Я все рассматривал ржавый серп — шрам — на кивающей бритой голове Майера, а вопрос, который я задал ему, продолжал безостановочно крутиться у меня в мозгу, превращаясь в полную абракадабру. И вдруг я подумал, что все в общем-то происходит с точностью до наоборот. История, то бишь современность, то бишь действительность, как раз никуда не девается. За прошедшие десятилетия она, напротив, стала обозримее. Информационная техника раскрыла целые континенты. Они предстали наглядно, как на географической карте, а память безостановочно чертит эту карту с нуля. Я подумал, что все на свете, каким бы жалким, или нелепым, или безумным оно ни было, неотвязно кричит, требуя, чтобы его услышали, чтобы его поняли. И весь мир, вся жизнь — в голове, прямо-таки в беспардонной близости и сверхрезкости, ее можно поймать в кадр. Но что с этим делать дальше, неизвестно, такова оборотная сторона медали. И точно так же неизвестно, что делать с миром и что миру делать с нами.
Некий воздушный шар раздувается под черепной коробкой, мы называем его землей.
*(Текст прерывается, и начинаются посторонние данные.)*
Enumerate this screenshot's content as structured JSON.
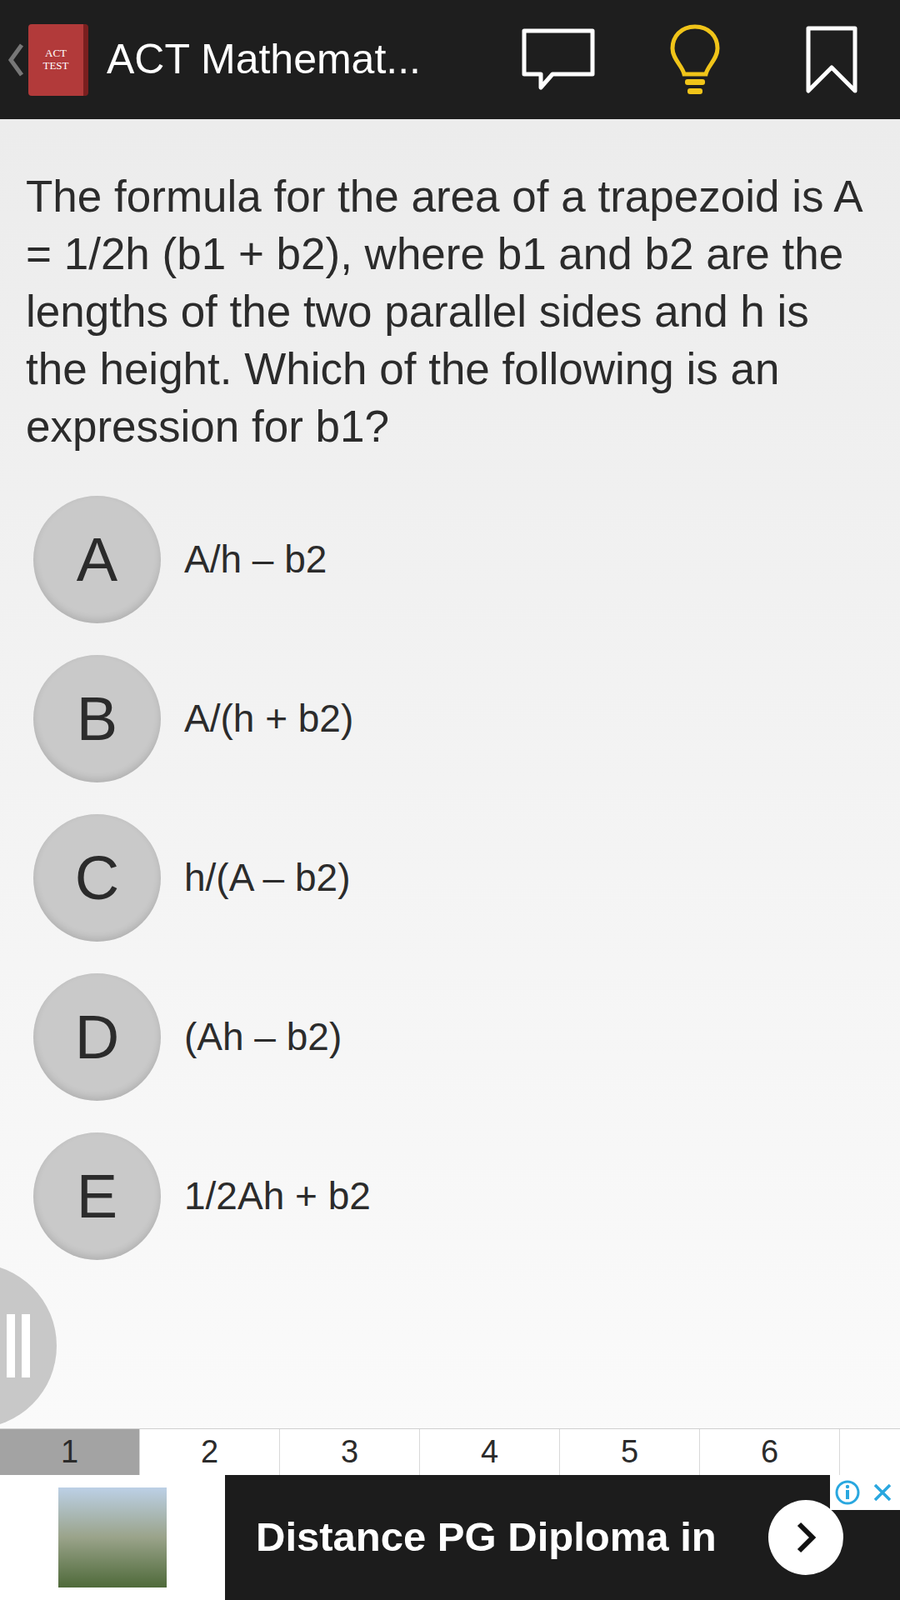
{
  "app_bar": {
    "logo_text": [
      "ACT",
      "TEST"
    ],
    "title": "ACT Mathemat..."
  },
  "question": "The formula for the area of a trapezoid is A = 1/2h (b1 + b2), where b1 and b2 are the lengths of the two parallel sides and h is the height. Which of the following is an expression for b1?",
  "options": [
    {
      "letter": "A",
      "text": "A/h – b2",
      "selected": false
    },
    {
      "letter": "B",
      "text": "A/(h + b2)",
      "selected": false
    },
    {
      "letter": "C",
      "text": "h/(A – b2)",
      "selected": false
    },
    {
      "letter": "D",
      "text": "(Ah – b2)",
      "selected": false
    },
    {
      "letter": "E",
      "text": "1/2Ah + b2",
      "selected": false
    }
  ],
  "pages": [
    {
      "label": "1",
      "selected": true
    },
    {
      "label": "2",
      "selected": false
    },
    {
      "label": "3",
      "selected": false
    },
    {
      "label": "4",
      "selected": false
    },
    {
      "label": "5",
      "selected": false
    },
    {
      "label": "6",
      "selected": false
    }
  ],
  "ad": {
    "text": "Distance PG Diploma in"
  }
}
Я вдруг поймал себя на этой мысли, придирчиво разглядывая рану на бритой голове Кевина, нагноившееся утолщение, разрыв обычно безупречной линии чуба в том месте, где череп закругляется над ухом. Я вдруг представил себе огромный, наполненный газом глобус, сплошь покрытый копошащимися насекомыми, которые в паническом возбуждении пускаются в бегство, ищут выход, сшибают друг друга с пути, снова и снова описывают круги на поверхности, а шар поднимается выше и выше. «Мы сорвались с привязи, — произнес я наконец совсем тихо, но вслух, — вот оно что. Происходит какая-то путаница. У нас из-под ног уходит почва старой планеты, нас уносит прочь, нас едва удерживает сила притяжения. Мы еще вращаемся по орбите спутника, достаточно близко, чтобы воображать, будто принадлежим к миру, но уже достаточно далеко, чтобы не вмешиваться во внутренние дела мира. И пока мы, описывая круги, отдаляемся от земли, зуд будет нарастать, кожа все больше натягиваться, и все сильнее, все неотступнее будет желание, потребность что-то разбить, кого-то избить».